The British economy grew at a faster pace last year than had been thought. A second estimate found GDP expanding by 2.8 percent in 2014, compared with the 2.6 percent that had been previously published. The news was welcomed by the government in the first official week of campaigning ahead of a general election on May 7.
Muhammadu Buhari, a former military dictator supposedly turned democrat, was elected president of Nigeria, defeating the incumbent, Goodluck Jonathan, who graciously accepted the result. Unless wide-scale violence erupts, it will be the first time a Nigerian president has been more or less peacefully ousted at the ballot box.
The U.N. warned that Yemen is nearing a "total collapse," as a coalition of 10 countries continued a campaign of airstrikes in support of the Yemeni government against Houthi rebels. Heavy fighting was reported in the streets of Aden between the rebels and militiamen and Sunni tribesmen loyal to the embattled president, Abd Rabbo Mansour Hadi.
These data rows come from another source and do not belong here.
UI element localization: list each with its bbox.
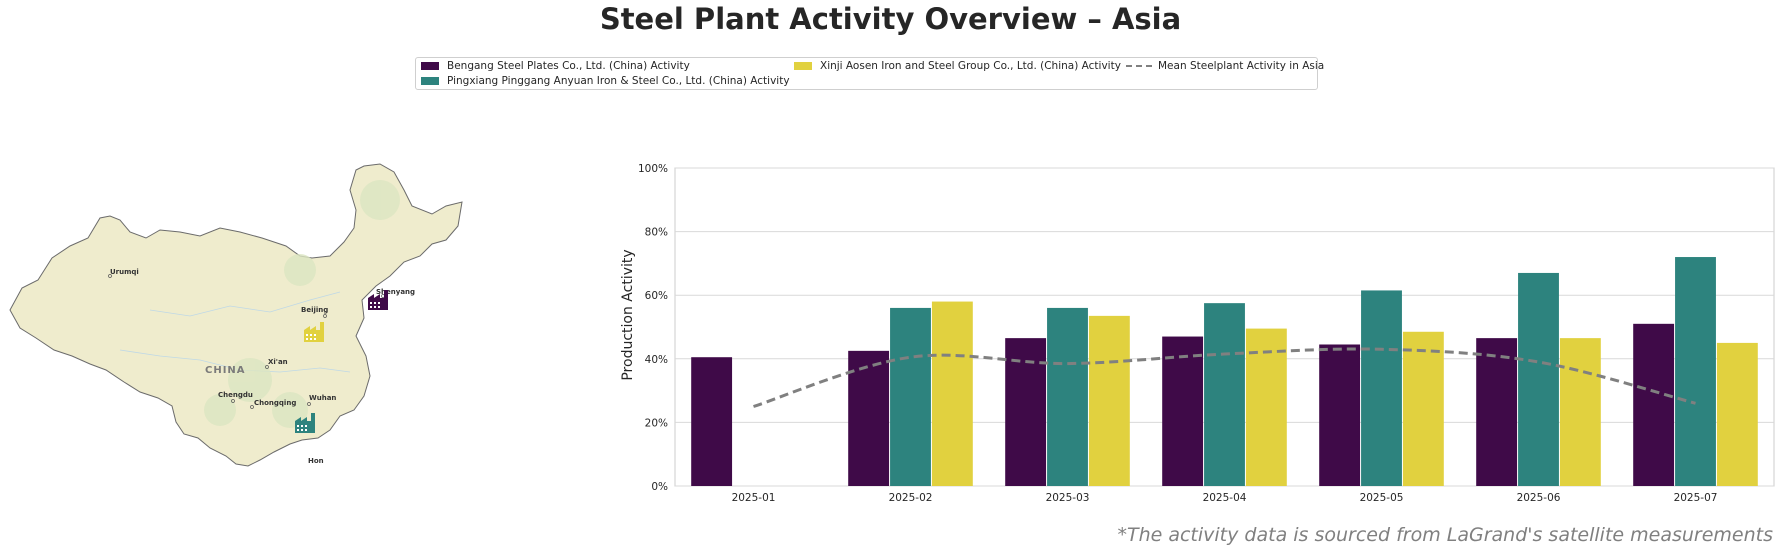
legend-item-mean: Mean Steelplant Activity in Asia xyxy=(1126,60,1324,72)
city-label: Urumqi xyxy=(110,268,139,276)
legend: Bengang Steel Plates Co., Ltd. (China) A… xyxy=(415,57,1324,90)
legend-swatch-bengang xyxy=(421,62,439,70)
factory-icon-bengang xyxy=(368,290,388,310)
bar xyxy=(890,307,931,486)
mean-line xyxy=(753,347,1696,408)
x-tick-label: 2025-05 xyxy=(1360,492,1404,504)
bar xyxy=(1245,328,1287,486)
axes: 0% 20% 40% 60% 80% 100% 2025-01 2025-02 2025-03 2… xyxy=(638,163,1717,504)
x-tick-label: 2025-02 xyxy=(889,492,933,504)
legend-item-bengang: Bengang Steel Plates Co., Ltd. (China) A… xyxy=(421,60,690,72)
city-markers xyxy=(108,274,385,409)
city-label: Beijing xyxy=(301,306,328,314)
y-tick-label: 0% xyxy=(651,481,668,493)
bar xyxy=(848,350,890,486)
bar xyxy=(1675,257,1716,486)
bar xyxy=(1559,338,1601,486)
city-label: Wuhan xyxy=(309,394,336,402)
bar xyxy=(1633,323,1675,486)
y-tick-label: 20% xyxy=(645,417,668,429)
legend-label-mean: Mean Steelplant Activity in Asia xyxy=(1158,60,1325,72)
factory-icon-pingxiang xyxy=(295,413,315,433)
bar xyxy=(1088,315,1130,486)
x-tick-label: 2025-03 xyxy=(1046,492,1090,504)
china-map: Urumqi Beijing Shenyang Xi'an Chengdu Ch… xyxy=(9,163,463,467)
legend-label-bengang: Bengang Steel Plates Co., Ltd. (China) A… xyxy=(447,60,690,72)
bar xyxy=(1518,272,1559,486)
factory-icon-xinji xyxy=(304,322,324,342)
bar xyxy=(1319,344,1361,486)
bar xyxy=(1716,342,1758,486)
bar xyxy=(1047,307,1088,486)
legend-swatch-mean xyxy=(1126,65,1152,67)
y-axis-label: Production Activity xyxy=(620,249,636,380)
bar xyxy=(1361,290,1402,486)
city-label: Chongqing xyxy=(254,399,296,407)
chart-title: Steel Plant Activity Overview – Asia xyxy=(599,2,1182,36)
bar xyxy=(1204,303,1245,486)
x-tick-label: 2025-06 xyxy=(1517,492,1561,504)
footnote: *The activity data is sourced from LaGra… xyxy=(1117,524,1773,546)
y-tick-label: 40% xyxy=(645,354,668,366)
mean-line-layer xyxy=(753,347,1696,408)
legend-swatch-xinji xyxy=(794,62,812,70)
legend-item-xinji: Xinji Aosen Iron and Steel Group Co., Lt… xyxy=(794,60,1121,72)
city-label: Xi'an xyxy=(268,358,288,366)
river xyxy=(149,291,341,317)
legend-label-pingxiang: Pingxiang Pinggang Anyuan Iron & Steel C… xyxy=(447,75,790,87)
y-tick-label: 80% xyxy=(645,227,668,239)
bar xyxy=(1402,331,1444,486)
terrain xyxy=(204,180,400,428)
bar-chart: 0% 20% 40% 60% 80% 100% 2025-01 2025-02 2025-03 2… xyxy=(620,163,1775,504)
y-tick-label: 100% xyxy=(638,163,668,175)
china-outline xyxy=(9,163,463,467)
bar xyxy=(931,301,973,486)
bars xyxy=(691,257,1758,486)
x-tick-label: 2025-01 xyxy=(732,492,776,504)
x-tick-label: 2025-04 xyxy=(1203,492,1247,504)
x-tick-label: 2025-07 xyxy=(1674,492,1718,504)
y-tick-label: 60% xyxy=(645,290,668,302)
bar xyxy=(691,357,733,486)
bar xyxy=(1162,336,1204,486)
legend-label-xinji: Xinji Aosen Iron and Steel Group Co., Lt… xyxy=(820,60,1121,72)
city-label: Chengdu xyxy=(218,391,253,399)
legend-swatch-pingxiang xyxy=(421,77,439,85)
bar xyxy=(1476,338,1518,486)
city-label: Shenyang xyxy=(376,288,415,296)
legend-item-pingxiang: Pingxiang Pinggang Anyuan Iron & Steel C… xyxy=(421,75,790,87)
city-label: Hon xyxy=(308,457,324,465)
country-label: CHINA xyxy=(205,365,246,376)
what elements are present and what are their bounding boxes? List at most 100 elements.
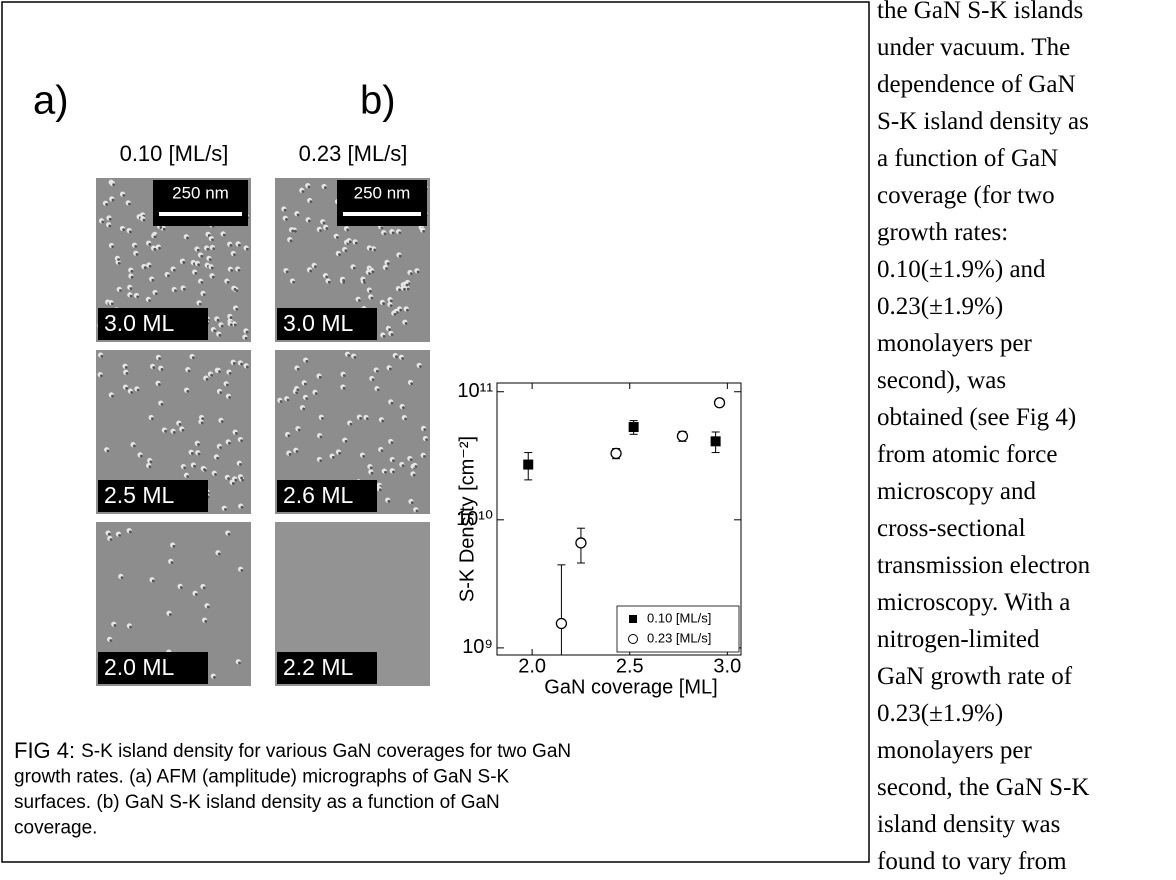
afm-shadow [128, 202, 131, 206]
afm-shadow [238, 661, 241, 665]
afm-shadow [109, 538, 113, 541]
afm-shadow [220, 324, 224, 328]
y-tick-label: 10¹⁰ [456, 508, 493, 530]
afm-shadow [194, 271, 198, 275]
afm-shadow [369, 247, 372, 251]
afm-shadow [382, 302, 385, 305]
plot-area [523, 397, 726, 655]
point [628, 422, 639, 433]
afm-shadow [187, 369, 191, 373]
afm-shadow [148, 465, 152, 469]
afm-shadow [230, 268, 233, 272]
afm-shadow [125, 372, 129, 375]
afm-shadow [107, 532, 111, 536]
text-line: 0.23(±1.9%) [877, 293, 1004, 320]
afm-shadow [99, 374, 103, 378]
afm-shadow [373, 248, 377, 252]
afm-shadow [371, 378, 375, 382]
afm-shadow [418, 365, 422, 368]
afm-shadow [348, 240, 352, 244]
afm-shadow [172, 268, 176, 272]
afm-shadow [240, 476, 244, 480]
afm-shadow [384, 470, 387, 474]
afm-shadow [200, 421, 204, 425]
afm-shadow [207, 234, 211, 237]
afm-shadow [388, 328, 392, 331]
afm-shadow [220, 420, 224, 423]
afm-shadow [404, 321, 408, 325]
afm-shadow [190, 452, 194, 455]
afm-shadow [319, 229, 322, 232]
afm-shadow [412, 473, 416, 477]
afm-shadow [398, 254, 402, 258]
afm-shadow [101, 220, 105, 224]
afm-shadow [181, 428, 185, 432]
afm-shadow [151, 579, 155, 583]
afm-shadow [120, 576, 124, 580]
afm-shadow [178, 422, 182, 426]
figure: a) b) 0.10 [ML/s] 3.0 ML 250 nm 2.5 ML 2.0 M… [1, 1, 870, 863]
afm-shadow [369, 466, 373, 470]
scale-bar-box [337, 180, 427, 226]
rate-label: 0.23 [ML/s] [299, 141, 408, 166]
afm-shadow [279, 400, 283, 403]
afm-shadow [349, 422, 353, 426]
afm-shadow [292, 280, 296, 284]
afm-shadow [378, 488, 382, 492]
afm-shadow [234, 431, 238, 435]
scale-bar-box [153, 180, 248, 226]
image-label: 2.0 ML [104, 654, 175, 680]
afm-shadow [386, 262, 390, 265]
point [555, 617, 568, 630]
afm-shadow [226, 280, 230, 284]
afm-shadow [381, 419, 385, 423]
afm-shadow [422, 229, 426, 233]
afm-shadow [149, 460, 153, 464]
afm-shadow [401, 464, 405, 468]
afm-shadow [228, 396, 232, 399]
afm-shadow [229, 243, 233, 247]
afm-shadow [245, 247, 249, 251]
afm-shadow [196, 248, 200, 252]
afm-shadow [179, 586, 183, 589]
afm-shadow [338, 253, 341, 256]
afm-shadow [172, 544, 176, 548]
text-line: obtained (see Fig 4) [877, 404, 1077, 431]
caption-label: FIG 4: [14, 738, 75, 763]
afm-shadow [158, 246, 161, 250]
afm-shadow [303, 382, 307, 386]
y-axis-label: S-K Density [cm⁻²] [456, 436, 478, 602]
afm-shadow [159, 226, 163, 229]
afm-shadow [129, 294, 133, 298]
afm-shadow [338, 451, 342, 455]
afm-shadow [301, 190, 305, 193]
afm-shadow [200, 254, 204, 258]
afm-shadow [136, 295, 140, 299]
image-label-box [98, 480, 208, 512]
afm-shadow [108, 224, 112, 228]
afm-shadow [388, 367, 392, 371]
afm-shadow [321, 417, 324, 420]
afm-shadow [390, 333, 394, 336]
text-line: a function of GaN [877, 145, 1059, 172]
afm-shadow [325, 275, 329, 279]
afm-shadow [203, 468, 206, 472]
afm-shadow [206, 605, 210, 609]
afm-shadow [342, 278, 346, 282]
afm-shadow [240, 362, 243, 366]
afm-shadow [406, 308, 409, 312]
afm-shadow [347, 353, 351, 357]
afm-shadow [401, 357, 405, 360]
image-label: 2.6 ML [283, 482, 354, 508]
image-label-box [277, 480, 377, 512]
y-tick-label: 10⁹ [462, 636, 493, 658]
afm-shadow [202, 293, 206, 296]
afm-shadow [344, 249, 348, 253]
afm-shadow [344, 439, 348, 443]
afm-shadow [219, 391, 223, 394]
image-label-box [277, 652, 377, 684]
afm-shadow [216, 456, 220, 460]
afm-shadow [410, 501, 414, 505]
afm-shadow [130, 275, 134, 279]
afm-shadow [128, 230, 132, 234]
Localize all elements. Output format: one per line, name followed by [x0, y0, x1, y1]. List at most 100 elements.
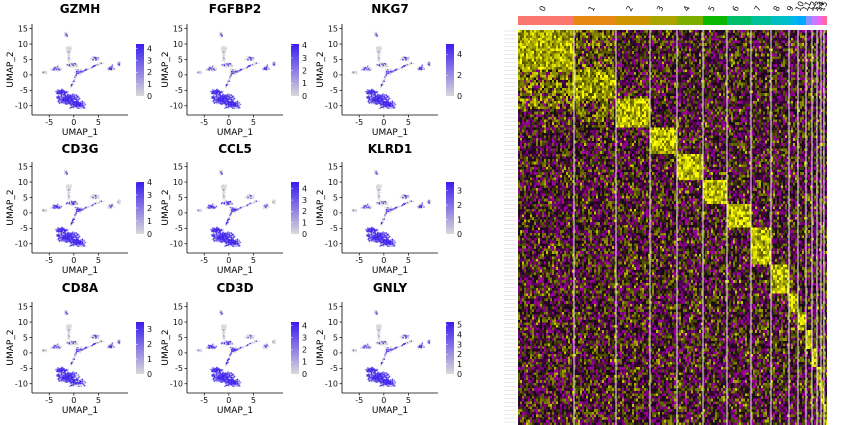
cell-point [228, 104, 230, 106]
cell-point [89, 67, 91, 69]
cell-point [212, 89, 214, 91]
cell-point [226, 63, 228, 65]
cell-point [81, 100, 84, 102]
cell-point [209, 66, 211, 69]
cell-point [57, 89, 59, 91]
cell-point [52, 66, 55, 69]
cell-point [56, 238, 58, 240]
cell-point [354, 71, 356, 74]
y-tick-label: -5 [175, 86, 183, 95]
cell-point [222, 53, 225, 56]
cell-point [238, 106, 241, 109]
cell-point [109, 203, 111, 206]
cell-point [225, 103, 228, 106]
cell-point [233, 104, 235, 107]
cell-point [83, 106, 86, 109]
cell-point [234, 70, 237, 72]
x-tick-label: 0 [381, 118, 386, 127]
cell-point [56, 100, 58, 102]
cell-point [383, 80, 386, 82]
cell-point [119, 200, 121, 202]
cell-point [64, 100, 67, 102]
cell-point [371, 94, 373, 97]
cell-point [80, 107, 82, 109]
legend-tick-label: 0 [147, 92, 152, 101]
cell-point [387, 99, 390, 101]
cell-point [110, 69, 113, 72]
cell-point [225, 98, 228, 101]
cell-point [57, 99, 60, 101]
cell-point [53, 69, 56, 71]
cell-point [229, 68, 232, 71]
cell-point [231, 63, 233, 66]
cell-point [408, 63, 411, 66]
cell-point [97, 196, 99, 198]
cell-point [83, 101, 86, 104]
cell-point [377, 51, 380, 53]
cell-point [216, 94, 218, 97]
cell-point [360, 69, 362, 71]
cell-point [388, 107, 390, 109]
cell-point [227, 101, 230, 104]
cell-point [89, 205, 91, 207]
cell-point [69, 66, 72, 68]
cell-point [377, 48, 379, 50]
cell-point [380, 47, 383, 50]
cell-point [74, 62, 76, 65]
cell-point [213, 69, 216, 71]
cell-point [57, 67, 60, 70]
cell-point [77, 71, 80, 73]
cell-point [232, 99, 235, 101]
cell-point [77, 101, 80, 103]
cell-point [224, 101, 226, 103]
cell-point [119, 202, 121, 205]
cell-point [369, 92, 371, 94]
cell-point [210, 90, 212, 93]
cell-point [208, 69, 211, 71]
panel-title: NKG7 [371, 2, 409, 16]
y-tick-label: 0 [178, 71, 183, 80]
cell-point [67, 186, 69, 188]
cell-point [227, 64, 230, 66]
cell-point [63, 31, 66, 34]
cell-point [68, 59, 70, 62]
cell-point [61, 94, 63, 97]
cell-point [91, 57, 93, 59]
cell-point [197, 71, 200, 73]
cell-point [230, 65, 233, 68]
cell-point [107, 206, 110, 208]
y-axis-label: UMAP_2 [6, 189, 16, 225]
cell-point [402, 66, 404, 68]
y-tick-label: 10 [18, 40, 28, 49]
cell-point [406, 63, 409, 66]
cell-point [95, 202, 98, 204]
cell-point [66, 103, 68, 105]
cell-point [233, 97, 236, 100]
x-tick-label: 5 [96, 256, 101, 265]
cell-point [420, 68, 423, 71]
cell-point [97, 57, 99, 59]
expression-legend-bar [446, 44, 454, 96]
cell-point [389, 74, 391, 76]
cell-point [74, 101, 77, 104]
cell-point [58, 102, 61, 104]
cell-point [417, 69, 420, 72]
cell-point [222, 51, 225, 53]
y-tick-label: 15 [18, 24, 28, 33]
cell-point [75, 70, 78, 73]
cell-point [372, 94, 375, 96]
cell-point [69, 48, 71, 51]
cell-point [66, 98, 69, 100]
cell-point [81, 105, 84, 107]
y-tick-label: -10 [15, 102, 28, 111]
cell-point [107, 68, 109, 70]
legend-tick-label: 3 [302, 54, 307, 63]
cell-point [383, 95, 385, 98]
y-tick-label: 15 [328, 24, 338, 33]
cell-point [230, 102, 233, 105]
y-tick-label: 0 [23, 209, 28, 218]
cell-point [57, 70, 59, 72]
cell-point [71, 94, 74, 96]
cell-point [69, 107, 71, 109]
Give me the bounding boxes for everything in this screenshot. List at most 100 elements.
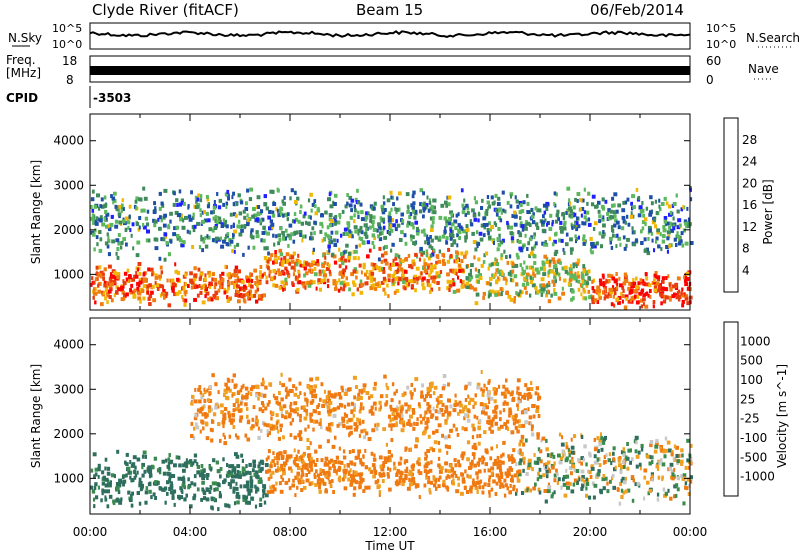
echo-cell <box>398 238 403 242</box>
echo-cell <box>444 420 448 425</box>
echo-cell <box>612 451 615 456</box>
echo-cell <box>320 278 324 283</box>
echo-cell <box>288 466 292 471</box>
echo-cell <box>194 205 199 210</box>
echo-cell <box>524 233 527 238</box>
echo-cell <box>125 462 129 467</box>
echo-cell <box>394 207 397 212</box>
echo-cell <box>431 252 435 257</box>
echo-cell <box>445 223 448 228</box>
echo-cell <box>138 271 142 276</box>
echo-cell <box>141 279 144 284</box>
echo-cell <box>350 272 354 277</box>
echo-cell <box>543 462 546 467</box>
echo-cell <box>430 460 433 465</box>
echo-cell <box>445 475 448 480</box>
echo-cell <box>322 253 325 258</box>
echo-cell <box>587 217 591 222</box>
echo-cell <box>241 395 245 400</box>
echo-cell <box>533 235 536 240</box>
echo-cell <box>104 241 109 246</box>
echo-cell <box>158 206 162 211</box>
echo-cell <box>278 248 283 253</box>
echo-cell <box>284 480 289 485</box>
echo-cell <box>352 283 357 287</box>
echo-cell <box>176 203 179 207</box>
echo-cell <box>347 418 352 423</box>
echo-cell <box>353 204 356 209</box>
echo-cell <box>401 273 405 278</box>
echo-cell <box>477 279 480 284</box>
echo-cell <box>136 457 141 462</box>
echo-cell <box>456 251 460 256</box>
echo-cell <box>669 287 673 292</box>
echo-cell <box>488 475 491 480</box>
x-tick-label: 20:00 <box>573 525 608 539</box>
echo-cell <box>212 412 217 417</box>
echo-cell <box>603 296 606 301</box>
echo-cell <box>649 455 652 460</box>
echo-cell <box>544 499 548 504</box>
echo-cell <box>165 458 168 463</box>
echo-cell <box>303 211 307 216</box>
echo-cell <box>332 281 336 286</box>
echo-cell <box>212 272 215 277</box>
echo-cell <box>295 407 300 412</box>
echo-cell <box>267 257 272 262</box>
echo-cell <box>344 388 348 393</box>
echo-cell <box>526 193 529 198</box>
echo-cell <box>383 235 388 240</box>
echo-cell <box>327 422 331 427</box>
echo-cell <box>204 294 207 299</box>
echo-cell <box>450 229 454 234</box>
echo-cell <box>686 206 689 211</box>
echo-cell <box>393 290 397 295</box>
echo-cell <box>282 234 286 239</box>
echo-cell <box>380 204 385 209</box>
echo-cell <box>462 205 466 210</box>
echo-cell <box>585 493 588 498</box>
echo-cell <box>500 475 504 479</box>
echo-cell <box>338 402 342 407</box>
echo-cell <box>295 454 298 459</box>
echo-cell <box>506 223 510 228</box>
echo-cell <box>166 278 169 283</box>
echo-cell <box>179 217 184 222</box>
echo-cell <box>203 210 206 214</box>
echo-cell <box>662 299 667 304</box>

The center-right UMP, led by Nicolas Sarkozy, a former president, and its conservative allies came first in the second round of French local elections. The far-right National Front also made sweeping gains in what was another very bad election night for the ruling Socialist government of Francois Hollande.
Peru's prime minister, Ana Jara, resigned along with the rest of the cabinet after being censured in Congress. The opposition held her responsible for failing to supervise the country's intelligence agency, which allegedly spied on thousands of Peruvians, including businessmen, journalists and opposition politicians.